Deforestation was used by colonial powers as a way of strategically altering colonised land to force indigenous people from their homes and forcing them into slave labour. As Wood writes, “This ecological domination of a territory would pave the way for the political domination of its indigenous peoples, who, left without traditional means of subsistence, had to choose between relocation (to marginal, remote, or otherwise occupied areas) or to accept the new role offered by the colonial society.” The distressing similarities between this strategy and contemporary global capitalism’s displacement of indigenous peoples in the name of agricultural production reaffirms that this era of neo-imperialism still relies on the old systems of oppression that colonialism created.
A historical pride that allows people to think the Global North is somehow superior, and built not on merit, but on their early advancements in the savage arena of war and their military dominance of recent centuries which gave them the luxury of rewriting history to portray well evolved, sustainable societies as primitive. Nature was just another barrier which colonialism obliterated in order to stoke the fires of expansionism and paved the way to the creation of an unsustainable world.
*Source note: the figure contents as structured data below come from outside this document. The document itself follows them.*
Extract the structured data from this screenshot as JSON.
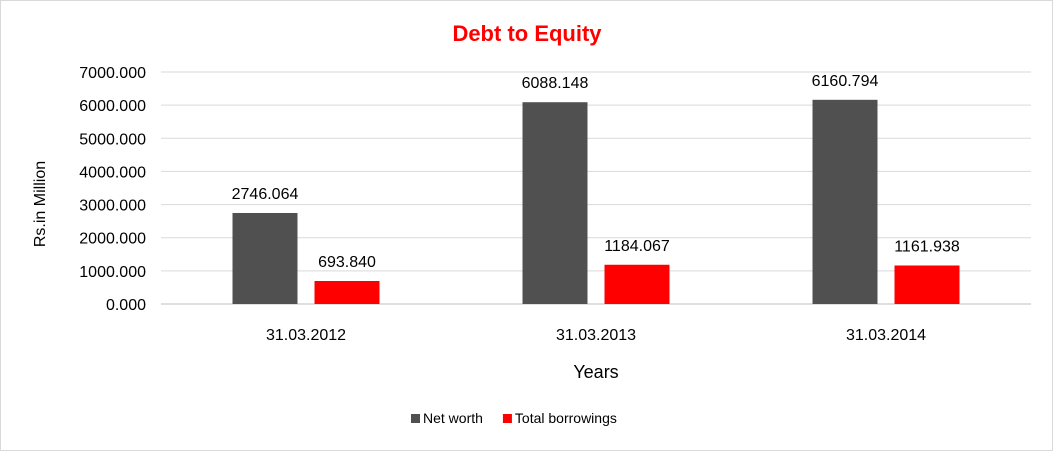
{
  "chart_data": {
    "type": "bar",
    "title": "Debt to Equity",
    "xlabel": "Years",
    "ylabel": "Rs.in Million",
    "categories": [
      "31.03.2012",
      "31.03.2013",
      "31.03.2014"
    ],
    "series": [
      {
        "name": "Net worth",
        "color": "#505050",
        "values": [
          2746.064,
          6088.148,
          6160.794
        ],
        "labels": [
          "2746.064",
          "6088.148",
          "6160.794"
        ]
      },
      {
        "name": "Total borrowings",
        "color": "#ff0000",
        "values": [
          693.84,
          1184.067,
          1161.938
        ],
        "labels": [
          "693.840",
          "1184.067",
          "1161.938"
        ]
      }
    ],
    "ylim": [
      0,
      7000
    ],
    "yticks": [
      "0.000",
      "1000.000",
      "2000.000",
      "3000.000",
      "4000.000",
      "5000.000",
      "6000.000",
      "7000.000"
    ],
    "grid": true,
    "legend_position": "bottom",
    "title_color": "#ff0000"
  }
}
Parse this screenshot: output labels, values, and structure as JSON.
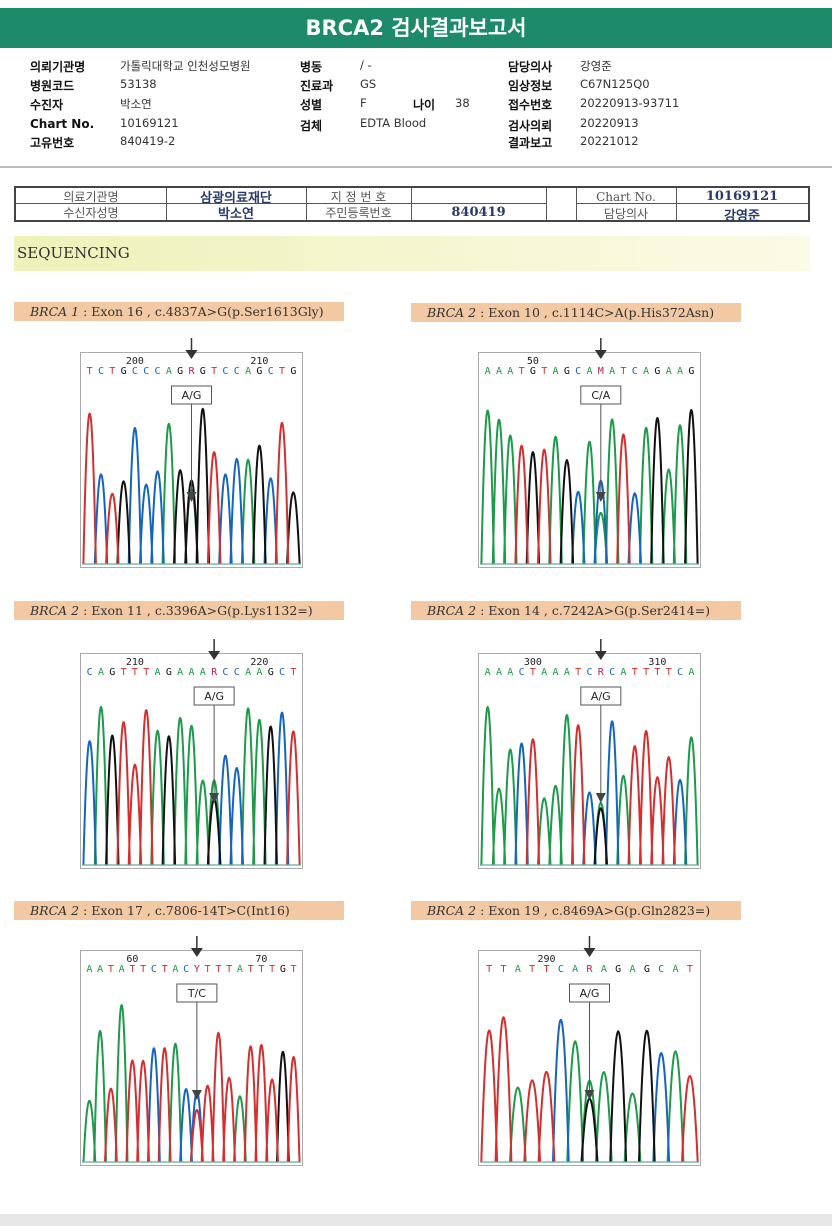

Many areas of high deforestation are instances of unlawful land seizures that displace indigenous communities from their territory. This is an abuse of human rights and an inexcusable assault on nature which removes stewards of the land who have lived within natural systems peacefully for generations. One solution to help eliminate indigenous displacement is a wide-scale handover of land back to those people and the utilisation of indigenous practices that sustain and nourish forest ecosystems.
Namati are an indigenous rights group who are working to establish legal rights for indigenous people in Brazil to fight against the Bolsonaro government’s rampant deforestation in the Amazon. Indigenous people have lived in harmony with the earth for thousands of years and are the right people to lead a rethinking of humanity’s relationship with the land and the ecosystems that exist on it.
To do this, Namati’s Legal Empowerment Network brings together 2661 organisations and 10115 individuals from over 160 countries, spreading knowledge, resources, campaigning techniques to create a global movement to protect indigenous land rights. They have already achieved land justice gains in India, Myanmar, Kenya and Sierra Leone in addition to providing 155 community paralegals to help indigenous communities fight for their land. Through their work, the law is being used as it was always intended to be used: in service of people and planet.